The Diary Card


According to the research conducted for the DBT Skills Training Manual (Linehan, M. M. (2015). DBT® skills training manual (2nd ed.). Guilford Press), tracking our mood and the behaviours associated with how we feel, helps to build accountability, and motivation in any type of behaviour change program. I know for me; this has always been an important part of the work as without it I tend to get distracted and veer away from my goals quite easily. Whether this is tracking my progress in a weight loss or fitness program, or building an understanding for the thoughts and feelings that influence my behaviours, my positive outcomes increase dramatically when I am successful in my use of some kind of tracker. In Dialectical Behaviour Therapy (DBT), the Diary card is introduced at the very beginning of the process for this exact reason.
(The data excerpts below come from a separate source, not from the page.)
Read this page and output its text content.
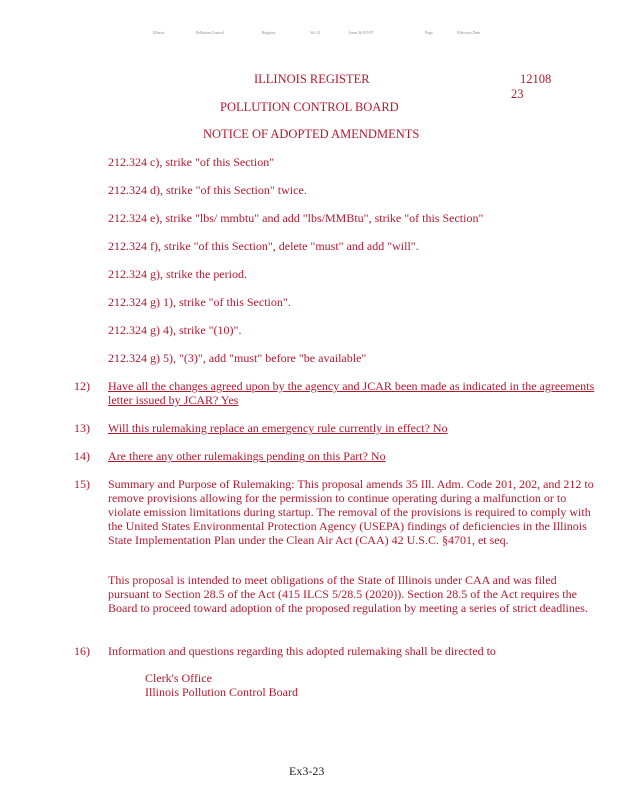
Illinois	Pollution Control	Register	Vol 21	Issue 36 9/5/97	Page	Effective Date
ILLINOIS REGISTER	12108
23
POLLUTION CONTROL BOARD
NOTICE OF ADOPTED AMENDMENTS
212.324 c), strike "of this Section"
212.324 d), strike "of this Section" twice.
212.324 e), strike "lbs/ mmbtu" and add "lbs/MMBtu", strike "of this Section"
212.324 f), strike "of this Section", delete "must" and add "will".
212.324 g), strike the period.
212.324 g) 1), strike "of this Section".
212.324 g) 4), strike "(10)".
212.324 g) 5), "(3)", add "must" before "be available"
12) Have all the changes agreed upon by the agency and JCAR been made as indicated in the agreements letter issued by JCAR? Yes
13) Will this rulemaking replace an emergency rule currently in effect? No
14) Are there any other rulemakings pending on this Part? No
15) Summary and Purpose of Rulemaking: This proposal amends 35 Ill. Adm. Code 201, 202, and 212 to remove provisions allowing for the permission to continue operating during a malfunction or to violate emission limitations during startup. The removal of the provisions is required to comply with the United States Environmental Protection Agency (USEPA) findings of deficiencies in the Illinois State Implementation Plan under the Clean Air Act (CAA) 42 U.S.C. §4701, et seq.
This proposal is intended to meet obligations of the State of Illinois under CAA and was filed pursuant to Section 28.5 of the Act (415 ILCS 5/28.5 (2020)). Section 28.5 of the Act requires the Board to proceed toward adoption of the proposed regulation by meeting a series of strict deadlines.
16) Information and questions regarding this adopted rulemaking shall be directed to
Clerk's Office
Illinois Pollution Control Board
Ex3-23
“The part of our personality that is reacting to an urge, is attempting to soothe the vulnerable child that’s present to the emotional experience in our system.”

~Steven Morris RP.

 The Diary Card itself can take on many different formats, usually depending on the type of program you are participating in. However, it usually follows a similar look and feel that basically covers the mood we were in for the majority of the day, whether there were any urges or impulses to take action in response to this mood, and what we did when we experienced this need to act, regardless of whether it was an effective or ineffective behaviour pattern. When we look at this from a Multiplistic Personality perspective, as per the principles of Schema Therapy, the part of our personality that is reacting to an urge, is attempting to soothe the vulnerable child that’s present to the emotional experience in our system. Every time we allow this part to complete its own version of self-soothing, we strengthen the belief that this part knows what to do, and we increase its rigidity to the belief that the action is not only right, but also the only thing to do.

It is highly recommended that participants of the DBT Skills Training program complete a Diary Card every single day and submit it to the program facilitator in whatever format is required. The intention is for this to accomplish 2 things. First, it adds accountability to the process, as it shows the participant is doing the work needed to build awareness for our ineffective behaviours. Second, it gives the participant and the facilitator an idea of what they need to be focus on as they progress through the program. This is absolutely essential in DBT Skills Training, and in my opinion, essential in any type of behaviour change process. Without it, we can lose direction and end up in the mindless vortex of cyclical behaviour, without an idea of what we need to do to change things.

In the PDF attached to this page is an example of a DBT Skills Diary card that I have adapted from the DBT Skills Training Manual. Take some time to go over this, try adding it to your daily routine, and use it to direct the work you are completing with your coach, counsellor, therapist, or support worker. Effective use of the Diary Card will only increase the possibility of Living the Life you Want to Live.